> Welcome to OML 1.0: Fingerprinting. This repository houses the tooling for generating and embedding secret fingerprints into LLMs through fine-tuning to enable identification of LLM ownership and protection against unauthorized use.
I started doing that once LLM provided me with a solution to a problem that was quite elegant, but was not implemented in the particular project. Turns out it learned it from GitHub issues post that described how particular problem could be tackled, but PR never actually got in.
实际上,对于后续训了很久很久的这个模型,Honestagi能够分析出这个量级的相似性我已经很诧异了,因为这个模型为了续训洗参数,所付出的算力甚至早就足够从头训一个同档位的模型了。听同事说他们为了洗掉千问的水印,采取了不少办法,甚至包括故意训了脏数据。这也为学术界研究模型血缘提供了一个前所未有的特殊模范吧。以后新的血缘方法提出可以拿出来溜溜。
In fact, I'm surprised that HonestAGI's analysis could show this level of similarity for this model that had been post-trained for a long time, because the computing power used to train-wash the parameters of this model was enough to train a model of the same size from scratch. I heard from my colleagues that they took many measures to wash off Qwen's watermark, even deliberately training on dirty data. This also provides an unprecedented case study for the academic community studying model lineage. If a new lineage method is put forward in the future, you can take it for a spin.
Very funny that the chinese even do this to each other; equal-opportunity cheats.
To get real proof we created a new program that only existed on a single machine, and then added a signature for that application. This way there could be no claim that they independently added something to their database, as the program was not malware and literally impossible to actually find in the wild. Once they added it to their database we made a blog post and the issue got a lot of attention.

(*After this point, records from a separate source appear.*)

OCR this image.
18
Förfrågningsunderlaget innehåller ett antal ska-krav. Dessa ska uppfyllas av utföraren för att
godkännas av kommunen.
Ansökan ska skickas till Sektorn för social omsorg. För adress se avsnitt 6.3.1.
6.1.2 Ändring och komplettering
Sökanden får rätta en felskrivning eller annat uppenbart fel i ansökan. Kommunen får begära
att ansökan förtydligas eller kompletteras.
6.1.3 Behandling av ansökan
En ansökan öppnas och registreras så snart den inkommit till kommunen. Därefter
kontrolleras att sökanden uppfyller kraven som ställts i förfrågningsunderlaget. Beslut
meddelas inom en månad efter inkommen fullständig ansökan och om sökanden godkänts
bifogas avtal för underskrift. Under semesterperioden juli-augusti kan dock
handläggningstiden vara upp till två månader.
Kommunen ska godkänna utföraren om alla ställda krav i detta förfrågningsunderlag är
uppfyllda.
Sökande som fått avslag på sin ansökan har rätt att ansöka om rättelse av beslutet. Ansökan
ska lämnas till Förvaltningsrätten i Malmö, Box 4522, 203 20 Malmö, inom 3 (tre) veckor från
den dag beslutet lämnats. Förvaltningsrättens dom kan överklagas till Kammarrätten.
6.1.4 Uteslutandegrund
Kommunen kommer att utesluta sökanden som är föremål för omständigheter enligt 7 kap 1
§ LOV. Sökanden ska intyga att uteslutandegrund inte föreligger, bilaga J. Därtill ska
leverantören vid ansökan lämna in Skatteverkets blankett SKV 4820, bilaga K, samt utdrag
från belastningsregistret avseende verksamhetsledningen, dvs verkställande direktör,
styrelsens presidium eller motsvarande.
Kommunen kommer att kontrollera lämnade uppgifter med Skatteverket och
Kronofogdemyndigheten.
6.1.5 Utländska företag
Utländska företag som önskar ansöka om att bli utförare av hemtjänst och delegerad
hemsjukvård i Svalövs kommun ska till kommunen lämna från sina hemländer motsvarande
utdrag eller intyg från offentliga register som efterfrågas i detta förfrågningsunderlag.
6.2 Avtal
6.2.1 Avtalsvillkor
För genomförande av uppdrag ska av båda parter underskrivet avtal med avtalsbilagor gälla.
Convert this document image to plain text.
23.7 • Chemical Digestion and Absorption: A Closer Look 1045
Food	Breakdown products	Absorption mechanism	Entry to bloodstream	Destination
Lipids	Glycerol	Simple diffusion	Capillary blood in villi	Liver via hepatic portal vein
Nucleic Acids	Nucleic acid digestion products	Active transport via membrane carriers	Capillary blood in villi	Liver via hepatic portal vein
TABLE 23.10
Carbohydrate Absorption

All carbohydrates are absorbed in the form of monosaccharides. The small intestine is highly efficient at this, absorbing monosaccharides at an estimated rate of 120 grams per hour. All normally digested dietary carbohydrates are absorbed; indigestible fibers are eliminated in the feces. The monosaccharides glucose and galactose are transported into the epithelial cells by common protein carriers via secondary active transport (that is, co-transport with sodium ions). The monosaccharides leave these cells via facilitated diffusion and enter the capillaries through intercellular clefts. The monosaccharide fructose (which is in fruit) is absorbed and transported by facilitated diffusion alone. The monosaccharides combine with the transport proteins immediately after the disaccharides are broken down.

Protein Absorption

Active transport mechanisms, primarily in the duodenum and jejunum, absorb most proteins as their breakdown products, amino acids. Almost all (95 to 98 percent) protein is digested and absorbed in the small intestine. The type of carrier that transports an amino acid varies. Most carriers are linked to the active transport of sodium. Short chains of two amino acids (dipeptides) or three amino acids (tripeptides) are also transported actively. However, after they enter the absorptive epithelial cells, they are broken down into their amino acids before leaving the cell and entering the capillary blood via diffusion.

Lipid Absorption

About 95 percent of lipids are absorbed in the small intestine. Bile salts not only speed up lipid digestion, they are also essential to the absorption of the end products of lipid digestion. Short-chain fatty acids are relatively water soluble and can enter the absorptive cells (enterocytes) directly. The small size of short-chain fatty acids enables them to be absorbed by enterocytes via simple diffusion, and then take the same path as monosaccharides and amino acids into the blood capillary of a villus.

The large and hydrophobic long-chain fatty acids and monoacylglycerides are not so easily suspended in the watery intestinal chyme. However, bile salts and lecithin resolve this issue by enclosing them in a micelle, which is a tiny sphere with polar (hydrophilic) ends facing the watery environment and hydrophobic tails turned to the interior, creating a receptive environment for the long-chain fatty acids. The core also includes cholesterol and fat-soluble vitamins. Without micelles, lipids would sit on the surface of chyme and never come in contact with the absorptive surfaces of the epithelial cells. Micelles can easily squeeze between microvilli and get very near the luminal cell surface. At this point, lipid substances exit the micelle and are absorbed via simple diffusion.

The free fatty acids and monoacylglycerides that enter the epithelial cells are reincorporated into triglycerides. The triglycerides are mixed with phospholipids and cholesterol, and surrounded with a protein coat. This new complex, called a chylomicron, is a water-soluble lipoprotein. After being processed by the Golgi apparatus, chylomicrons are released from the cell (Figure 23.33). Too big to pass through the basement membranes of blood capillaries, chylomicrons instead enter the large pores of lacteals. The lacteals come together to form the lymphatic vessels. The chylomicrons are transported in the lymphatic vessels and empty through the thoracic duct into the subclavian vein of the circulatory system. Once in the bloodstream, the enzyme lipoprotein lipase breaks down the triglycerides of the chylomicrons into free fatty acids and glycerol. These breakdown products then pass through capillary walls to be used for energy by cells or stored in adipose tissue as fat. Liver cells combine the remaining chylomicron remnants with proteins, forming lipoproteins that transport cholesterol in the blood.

https://forums.malwarebytes.com/topic/29681-iobit-steals-mal...
This article on the topic is a good explainer, https://aeon.co/essays/why-in-china-and-japan-a-copy-is-just... , but it's a thoroughly studied phenomenon.
More interestingly that article dives into the reasons why keeping “old stuff” around (instead of renewing it) is only a winning strategy while your society is “only” a few centuries old. The West will one day be old enough that it decides to renew its old stuff too, just like the eternally 20-year-old Japanese temple.